|Artillery Officer's Hat Insignia||Artillery Officer's Cap Insignia|
Artillery officers wore a crossed cannon insignia on their headgear. These were generally embroidered but in some cases were stamped brass with a false embroidered appearance. These were generally embroidered on an oval of black velvet with a border of Jaceron wire. The embroidered crossed cannons were hand made and the originals come in countless variations. Enlisted men wore a larger stamped brass crossed cannon insignia.
The crossed cannon insignia was first used by U.S. Army officers on shakos or caps in 1832. It has remained in use with various modifications since as a branch insignia for artillery. Branch insignia were replaced on officers' caps by an eagle (Great Seal of the United States) beginning in 1895. Since 1917 branch insignia were no longer used as insignia on headgear by any category of troops, but continued in use as collar or lapel insignia.

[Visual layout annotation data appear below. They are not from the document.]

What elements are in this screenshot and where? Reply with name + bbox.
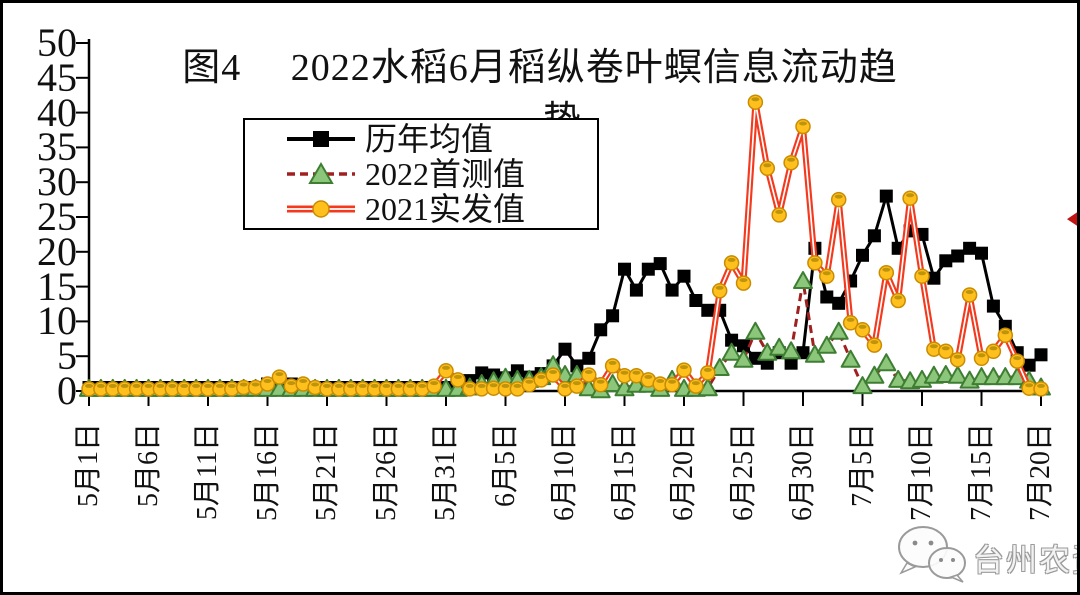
- y-axis-label: 40: [37, 89, 77, 135]
- chart-canvas: [76, 39, 1077, 406]
- chart-title: 图4 2022水稻6月稻纵卷叶螟信息流动趋: [182, 47, 898, 89]
- y-axis-label: 0: [57, 368, 77, 413]
- x-axis-label: 7月20日: [1025, 423, 1056, 522]
- legend-label: 2022首测值: [365, 155, 526, 192]
- legend-label: 历年均值: [365, 121, 494, 158]
- y-axis-label: 25: [37, 194, 77, 239]
- x-axis-label: 6月30日: [787, 423, 818, 522]
- x-axis-label: 5月26日: [370, 423, 402, 522]
- red-arrow-annotation: [1067, 212, 1077, 226]
- x-axis-label: 5月11日: [192, 423, 223, 520]
- green-triangle-dashed-line-icon: [287, 161, 355, 184]
- legend-label: 2021实发值: [365, 190, 526, 227]
- x-axis-label: 5月16日: [251, 423, 283, 522]
- legend-item-2021-actual: 2021实发值: [285, 192, 597, 226]
- y-axis-label: 15: [37, 263, 77, 309]
- x-axis-label: 6月5日: [489, 423, 521, 508]
- x-axis-label: 7月15日: [965, 423, 997, 522]
- legend: 历年均值 2022首测值 2021实发值: [243, 118, 599, 230]
- x-axis-label: 7月5日: [846, 423, 878, 508]
- legend-item-hist-avg: 历年均值: [285, 122, 597, 156]
- y-axis-label: 35: [37, 124, 77, 170]
- x-axis-label: 7月10日: [906, 423, 937, 522]
- x-axis-label: 6月25日: [727, 423, 759, 522]
- y-axis-label: 10: [37, 298, 77, 344]
- y-axis-label: 45: [37, 54, 77, 100]
- y-axis-label: 30: [37, 159, 77, 205]
- y-axis-label: 50: [37, 20, 77, 65]
- y-axis-label: 5: [57, 333, 77, 379]
- yellow-circle-red-line-icon: [287, 199, 355, 218]
- x-axis-label: 6月15日: [608, 423, 640, 522]
- black-square-line-icon: [287, 131, 355, 148]
- x-axis-label: 5月21日: [311, 423, 342, 522]
- y-axis-label: 20: [37, 228, 77, 274]
- x-axis-label: 6月10日: [549, 423, 580, 522]
- x-axis-label: 5月31日: [430, 423, 461, 522]
- x-axis-label: 5月6日: [132, 423, 164, 508]
- legend-item-2022-first: 2022首测值: [285, 157, 597, 191]
- x-axis-label: 5月1日: [73, 423, 104, 508]
- x-axis-label: 6月20日: [668, 423, 699, 522]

During the Civil War crossed cannon were worn on the front of the Jeff Davis (Hardee) Hat and on the front or top of the kepi (forage cap). There is a great deal of individual variation in the appearance of these. In some cases the battery or regimental number was worn incorporated into the device. A small circle at the intersection of the cannon tubes allowed for this. Crossed cannons were used by both light and heavy artillery units as an insignia.